Ces chansons évoquent des époques et des villes lointaines. On y voit passer des grivetons, des légionnaires, des matelots et des filles, dans les vapeurs des ports et des bars de tous les continents. Dans la préface à l’édition de son livre Chansons pour accordéon (1), Pierre Mac Orlan dit : « Pour moi écrire des chansons, c’est écrire mes Mémoires. » En fait, Pierre Mac Orlan ne voyagea pas beaucoup, ses souvenirs sont largement imaginaires. C’était un « aventurier passif » à l’imagination féconde : « L’aventurier passif est sédentaire. Celui-ci se cramponne par tous les temps aux bras de son fauteuil, comme un capitaine au long-courrier aux rambardes de sa passerelle de commandement. » Ou plus loin : « La grande animatrice de l’aventurier passif est l’imagination. C’est la maîtresse de ce désordre, plus apparent que réel, dont s’orne le cerveau de cet homme aimable : cerveau encombré de meubles et d’étoffes, d’armes et d’instruments bizarres qui permettent la comparaison avec la boutique d’un brocanteur, un peu marchand d’antiquités.» (2)
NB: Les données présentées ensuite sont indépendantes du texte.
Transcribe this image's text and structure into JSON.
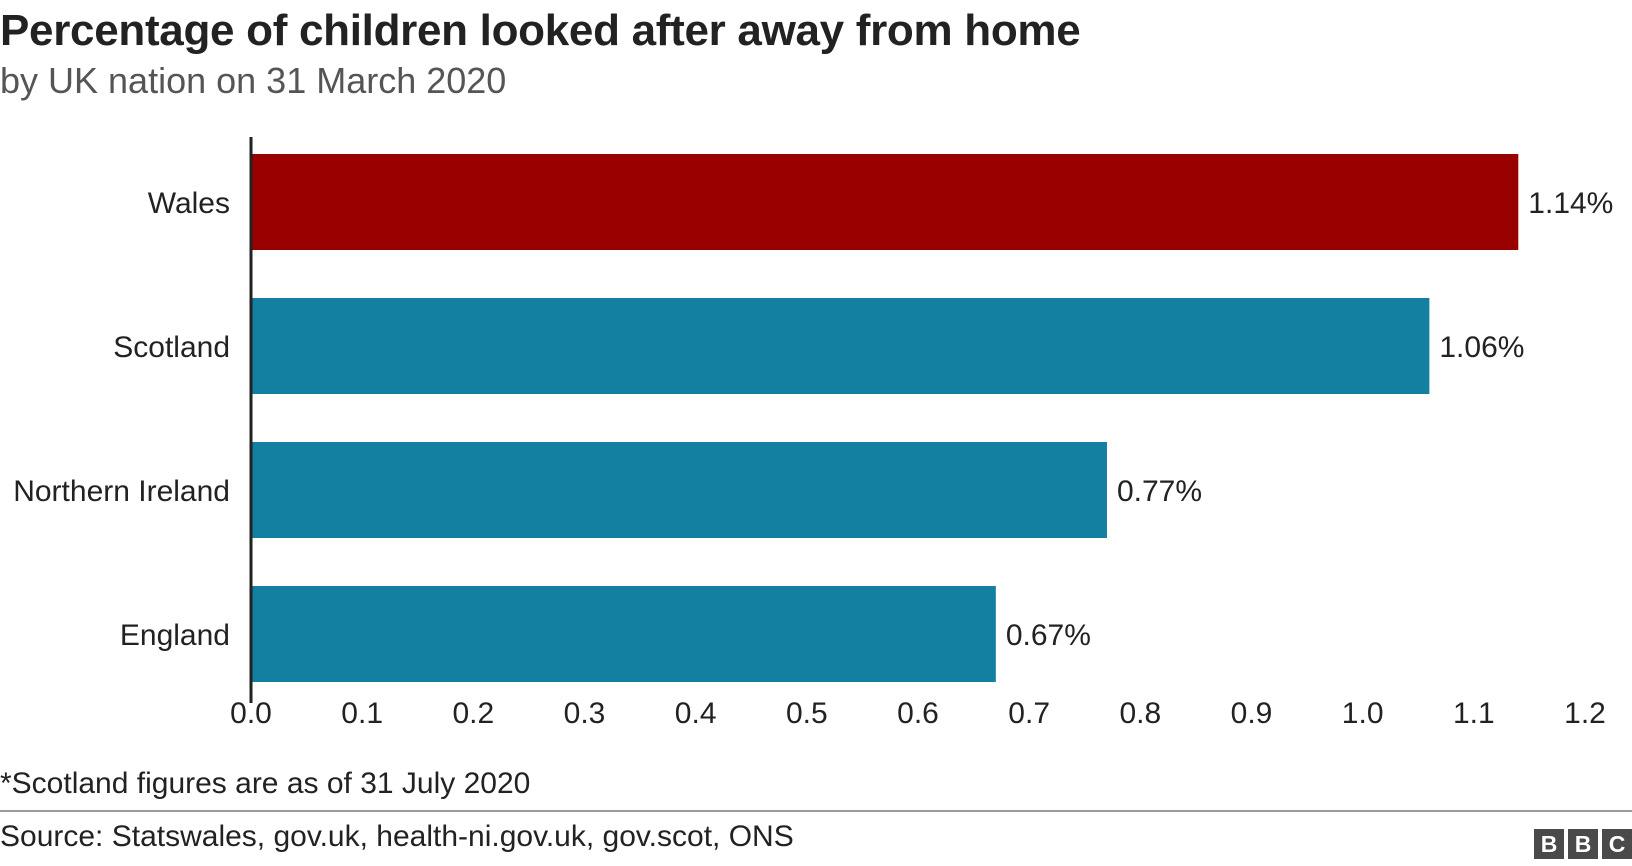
{
  "chart_data": {
    "type": "bar",
    "orientation": "horizontal",
    "title": "Percentage of children looked after away from home",
    "subtitle": "by UK nation on 31 March 2020",
    "categories": [
      "Wales",
      "Scotland",
      "Northern Ireland",
      "England"
    ],
    "values": [
      1.14,
      1.06,
      0.77,
      0.67
    ],
    "value_labels": [
      "1.14%",
      "1.06%",
      "0.77%",
      "0.67%"
    ],
    "bar_colors": [
      "#990000",
      "#1380A1",
      "#1380A1",
      "#1380A1"
    ],
    "xlim": [
      0,
      1.2
    ],
    "x_ticks": [
      0.0,
      0.1,
      0.2,
      0.3,
      0.4,
      0.5,
      0.6,
      0.7,
      0.8,
      0.9,
      1.0,
      1.1,
      1.2
    ],
    "x_tick_labels": [
      "0.0",
      "0.1",
      "0.2",
      "0.3",
      "0.4",
      "0.5",
      "0.6",
      "0.7",
      "0.8",
      "0.9",
      "1.0",
      "1.1",
      "1.2"
    ],
    "xlabel": "",
    "ylabel": "",
    "grid": false,
    "legend": "none"
  },
  "note": "*Scotland figures are as of 31 July 2020",
  "source": "Source: Statswales, gov.uk, health-ni.gov.uk, gov.scot, ONS",
  "logo": {
    "letters": [
      "B",
      "B",
      "C"
    ]
  }
}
La plupart des ces chansons sont écrites dans une langue dont beaucoup de mots, d’expressions, de noms, nous sont aujourd’hui étrangers. Mac Orlan était sensible à l’argot, celui des militaires de la Légion, des marins et des filles dites publiques, un argot ancien et déjà souvent difficilement compréhensible dans les années 50 (on trouve dans une des premières éditions de Chansons pour accordéon, parue en 1953, un lexique qui donne l’origine et la signification de certains termes d’argot oubliés). Pierre Mac Orlan, né en 1882, mobilisé en 1914, a fait des chansons avec le vocabulaire et le monde de sa jeunesse. Comme tout le monde, a-t-on envie de dire… En écoutant, ou même en chantant, ces chansons-là, on peut très bien avoir l’impression qu’elles ont été écrites dans une langue devenue aujourd’hui étrangère, mais dont l’écho nous dirait quand même un peu quelque chose, comme un visage qui semble familier mais sur lequel on a du mal à mettre un nom. Ces chansons écrites par un aventurier immobile, dans une langue populaire d’un autre âge, semblent toutefois conserver leur charme, même si le sens exact parfois nous échappe, comme il a pu échapper aussi aux oreilles pourtant contemporaines de leur création. Les enfants chantent souvent, avec beaucoup d’entrain, des chansons dont la signification véritable des mots leur échappe, mais pourtant elles leur plaisent. Les adultes font parfois la même chose. Combien de gratteurs de guitare amateurs ont chanté Les Copains d’abord de Brassens en ignorant qui étaient Montaigne et La Boétie, et Castor et Pollux ? Est-il besoin de le savoir pour aimer cette chanson ?
Le charme d’une chanson ne naît pas forcément de la compréhension du texte, mais avant tout de l’impression faite par les mots, la mélodie, et par la voix qui les donne. On peut alors avoir le sentiment de ressentir une émotion qui vient de loin, d’un charme enfoui qui se réveille. Et c’est peut-être à ça que servent les chansons (dont on peut penser aussi qu’elles ne servent à rien) : réveiller des émotions qui nous dépassent, et qui peuvent même sembler ne pas nous appartenir tant elles ont l’air d’être anciennes et de venir de loin. Les chansons, aussi élaborées soient leurs paroles, ont souvent partie liée avec notre mémoire profonde. Les émotions auxquelles elles nous ramènent ont peut-être avant tout à voir avec le monde de l’enfance et des sensations premières que font naître les couleurs ou les sons. « Et le reste est littérature », comme dit Verlaine.

LTG

(1) Chansons pour accordéon, Éditions de la Table Ronde, Paris, 2002.
(2) Petit manuel du parfait aventurier, Éditions Sillage, Paris, 2009.